Stevia Powder Vs. Stevia Blend
Stevia powder sits in a spoon with a stevia leaf on it on a wooden table. Photo Credit Studio-Annika/iStock/Getty Images

Stevia is a natural non-calorie sweetener produced by the stevia plant. Used for centuries to sweeten food without added calories, it has become a popular non-calorie natural sweetener in the United States. Stevia was just recently released as the alternative sweetener Truvia, as it was sold for many years as a dietary supplement.

Stevia Powder

Stevia powder is derived from the Stevia rebaudiana herb that grows wild in Paraguay and Brazil. The glycosides are the compounds in the plant that give rise to the sweetness stevia creates. According to stevia.com, the glycosides are 300 times sweeter than sugar, which allows stevia to provide all the sweetness, but not the calories, found in regular sugar.

Limitations of Stevia Powder

Using stevia powder may present some challenges. Since the powder is 300 times sweeter than sugar, the amount used will vary from the amount of sugar you will need to create the sweet flavor you desire. For example, a recipe may call for one cup of sugar; the equivalent of stevia is 1/3 to ½ tsp, depending on the sweetness you desire. That is a big difference in concentration and volume.

Sugar does more than just sweeten our foods. For baked goods, it helps brown and provides bulk in cakes, pies, and cookies. While replacing the sugar is a good thing for calorie reduction, the amount of stevia powder used may not develop dough or impart the browning qualities of sugar.

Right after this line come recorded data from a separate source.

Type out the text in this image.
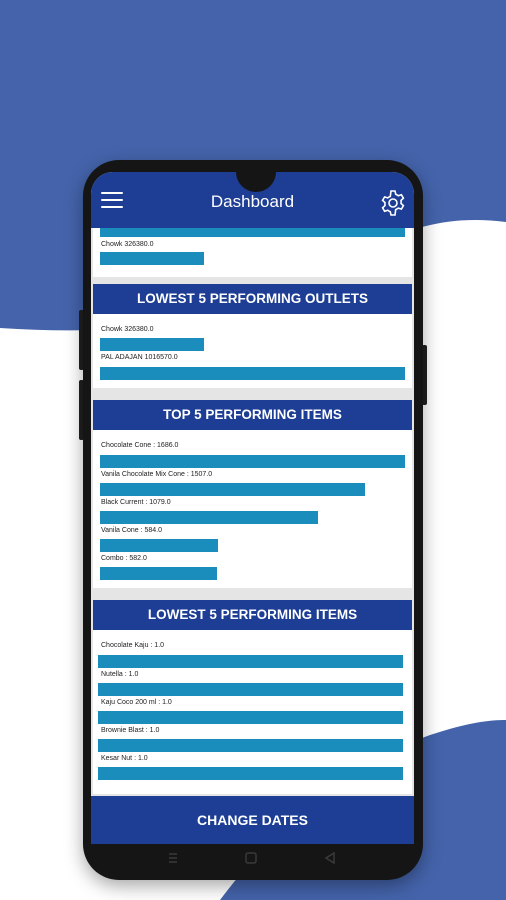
Dashboard
Chowk 326380.0
LOWEST 5 PERFORMING OUTLETS
Chowk 326380.0
PAL ADAJAN 1016570.0
TOP 5 PERFORMING ITEMS
Chocolate Cone : 1686.0
Vanila Chocolate Mix Cone : 1507.0
Black Current : 1079.0
Vanila Cone : 584.0
Combo : 582.0
LOWEST 5 PERFORMING ITEMS
Chocolate Kaju : 1.0
Nutella : 1.0
Kaju Coco 200 ml : 1.0
Brownie Blast : 1.0
Kesar Nut : 1.0
CHANGE DATES
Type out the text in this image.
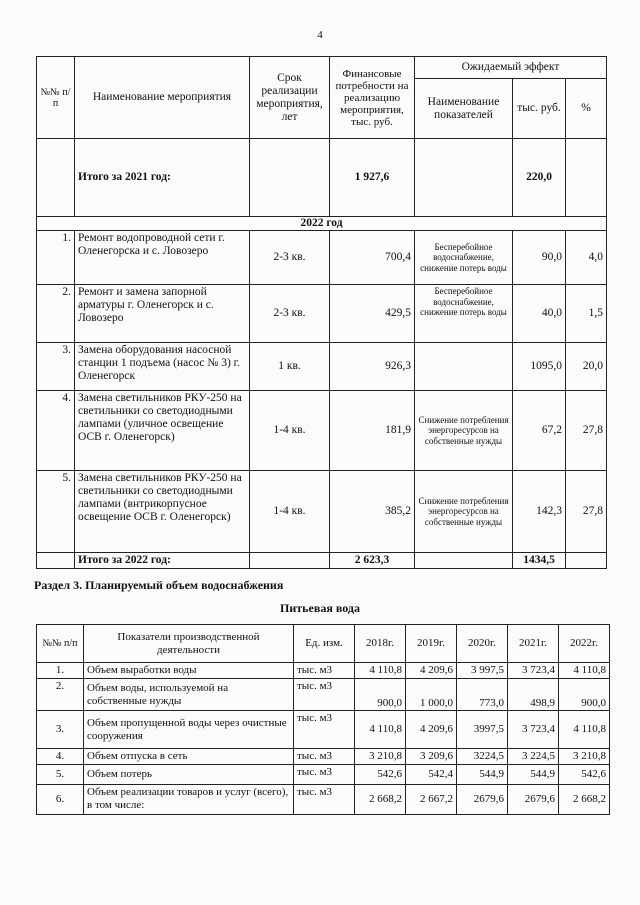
4
№№ п/п	Наименование мероприятия	Срок реализации мероприятия, лет	Финансовые потребности на реализацию мероприятия, тыс. руб.	Ожидаемый эффект		
				Наименование показателей	тыс. руб.	%
	Итого за 2021 год:		1 927,6		220,0	
2022 год						
1.	Ремонт водопроводной сети г. Оленегорска и с. Ловозеро	2-3 кв.	700,4	Бесперебойное водоснабжение, снижение потерь воды	90,0	4,0
2.	Ремонт и замена запорной арматуры г. Оленегорск и с. Ловозеро	2-3 кв.	429,5	Бесперебойное водоснабжение, снижение потерь воды	40,0	1,5
3.	Замена оборудования насосной станции 1 подъема (насос № 3) г. Оленегорск	1 кв.	926,3		1095,0	20,0
4.	Замена светильников РКУ-250 на светильники со светодиодными лампами (уличное освещение ОСВ г. Оленегорск)	1-4 кв.	181,9	Снижение потребления энергоресурсов на собственные нужды	67,2	27,8
5.	Замена светильников РКУ-250 на светильники со светодиодными лампами (внтрикорпусное освещение ОСВ г. Оленегорск)	1-4 кв.	385,2	Снижение потребления энергоресурсов на собственные нужды	142,3	27,8
	Итого за 2022 год:		2 623,3		1434,5	
Раздел 3. Планируемый объем водоснабжения
Питьевая вода
№№ п/п	Показатели производственной деятельности	Ед. изм.	2018г.	2019г.	2020г.	2021г.	2022г.
1.	Объем выработки воды	тыс. м3	4 110,8	4 209,6	3 997,5	3 723,4	4 110,8
2.	Объем воды, используемой на собственные нужды	тыс. м3	900,0	1 000,0	773,0	498,9	900,0
3.	Объем пропущенной воды через очистные сооружения	тыс. м3	4 110,8	4 209,6	3997,5	3 723,4	4 110,8
4.	Объем отпуска в сеть	тыс. м3	3 210,8	3 209,6	3224,5	3 224,5	3 210,8
5.	Объем потерь	тыс. м3	542,6	542,4	544,9	544,9	542,6
6.	Объем реализации товаров и услуг (всего), в том числе:	тыс. м3	2 668,2	2 667,2	2679,6	2679,6	2 668,2
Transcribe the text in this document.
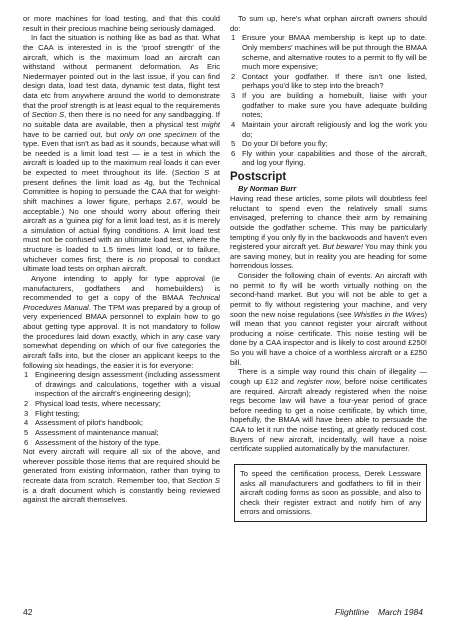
or more machines for load testing, and that this could result in their precious machine being seriously damaged.

In fact the situation is nothing like as bad as that. What the CAA is interested in is the 'proof strength' of the aircraft, which is the maximum load an aircraft can withstand without permanent deformation. As Eric Niedermayer pointed out in the last issue, if you can find design data, load test data, dynamic test data, flight test data etc from anywhere around the world to demonstrate that the proof strength is at least equal to the requirements of Section S, then there is no need for any sandbagging. If no suitable data are available, then a physical test might have to be carried out, but only on one specimen of the type. Even that isn't as bad as it sounds, because what will be needed is a limit load test — ie a test in which the aircraft is loaded up to the maximum real loads it can ever be expected to meet throughout its life. (Section S at present defines the limit load as 4g, but the Technical Committee is hoping to persuade the CAA that for weight-shift machines a lower figure, perhaps 2.67, would be acceptable.) No one should worry about offering their aircraft as a 'guinea pig' for a limit load test, as it is merely a simulation of actual flying conditions. A limit load test must not be confused with an ultimate load test, where the structure is loaded to 1.5 times limit load, or to failure, whichever comes first; there is no proposal to conduct ultimate load tests on orphan aircraft.

Anyone intending to apply for type approval (ie manufacturers, godfathers and homebuilders) is recommended to get a copy of the BMAA Technical Procedures Manual. The TPM was prepared by a group of very experienced BMAA personnel to explain how to go about getting type approval. It is not mandatory to follow the procedures laid down exactly, which in any case vary somewhat depending on which of our five categories the aircraft falls into, but the closer an applicant keeps to the following six headings, the easier it is for everyone:

1 Engineering design assessment (including assessment of drawings and calculations, together with a visual inspection of the aircraft's engineering design);
2 Physical load tests, where necessary;
3 Flight testing;
4 Assessment of pilot's handbook;
5 Assessment of maintenance manual;
6 Assessment of the history of the type.

Not every aircraft will require all six of the above, and wherever possible those items that are required should be generated from existing information, rather than trying to recreate data from scratch. Remember too, that Section S is a draft document which is constantly being reviewed against the aircraft themselves.

To sum up, here's what orphan aircraft owners should do:

1 Ensure your BMAA membership is kept up to date. Only members' machines will be put through the BMAA scheme, and alternative routes to a permit to fly will be much more expensive;
2 Contact your godfather. If there isn't one listed, perhaps you'd like to step into the breach?
3 If you are building a homebuilt, liaise with your godfather to make sure you have adequate building notes;
4 Maintain your aircraft religiously and log the work you do;
5 Do your DI before you fly;
6 Fly within your capabilities and those of the aircraft, and log your flying.
Postscript

By Norman Burr

Having read these articles, some pilots will doubtless feel reluctant to spend even the relatively small sums envisaged, preferring to chance their arm by remaining outside the godfather scheme. This may be particularly tempting if you only fly in the backwoods and haven't even registered your aircraft yet. But beware! You may think you are saving money, but in reality you are heading for some horrendous losses.

Consider the following chain of events. An aircraft with no permit to fly will be worth virtually nothing on the second-hand market. But you will not be able to get a permit to fly without registering your machine, and very soon the new noise regulations (see Whistles in the Wires) will mean that you cannot register your aircraft without producing a noise certificate. This noise testing will be done by a CAA inspector and is likely to cost around £250! So you will have a choice of a worthless aircraft or a £250 bill.

There is a simple way round this chain of illegality — cough up £12 and register now, before noise certificates are required. Aircraft already registered when the noise regs become law will have a four-year period of grace before needing to get a noise certificate, by which time, hopefully, the BMAA will have been able to persuade the CAA to let it run the noise testing, at greatly reduced cost. Buyers of new aircraft, incidentally, will have a noise certificate supplied automatically by the manufacturer.

To speed the certification process, Derek Lessware asks all manufacturers and godfathers to fill in their aircraft coding forms as soon as possible, and also to check their register extract and notify him of any errors and omissions.

42	Flightline March 1984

Stevia blends have been developed to help to more easily replace sugar in recipes. The blends will add a fiber or another low-calorie or non-calorie sweetener to adapt recipes that use sugar as an ingredient

Stevia and Inulin

Inulin is a non-digestible fiber used to improve the usage of stevia extract. Mixed with inulin, stevia can be converted in recipes one to one with sugar as listed on stevia.com. Sold commercially in packets, stevia inulin blends can be used in hot or cold products, just like sugar. Commercially, you can find this blend being sold as Sweet Leaf.

Stevia and Erythritol

Using stevia with erythritol produces a product very similar to regular sugar. Erythritol is a sugar alcohol produced by fermenting vegetables. Erythritol is also a non-calorie sweetener and mixed with stevia to enhance the flavor of stevia. It's easy to use in recipes that are baked, as the blend can be used in amounts equal to sugar. Commercially, this blend is sold under names uch as Truvia and Z Sweet.

Stevia and Maltodextrin

Stevia powder is also mixed with maltodextrin to enhance your ability to use it in hot and cold items. Adding maltodextrin does not increase the calorie level of the sweetener; it's just another agent used to enhance flavor and use of the stevia extract. If you are allergic to corn, you may want to avoid this blend, as corn is a chief source of maltodextrin as reported by The Sugar Association. This blend is sold commercially as NuNaturals.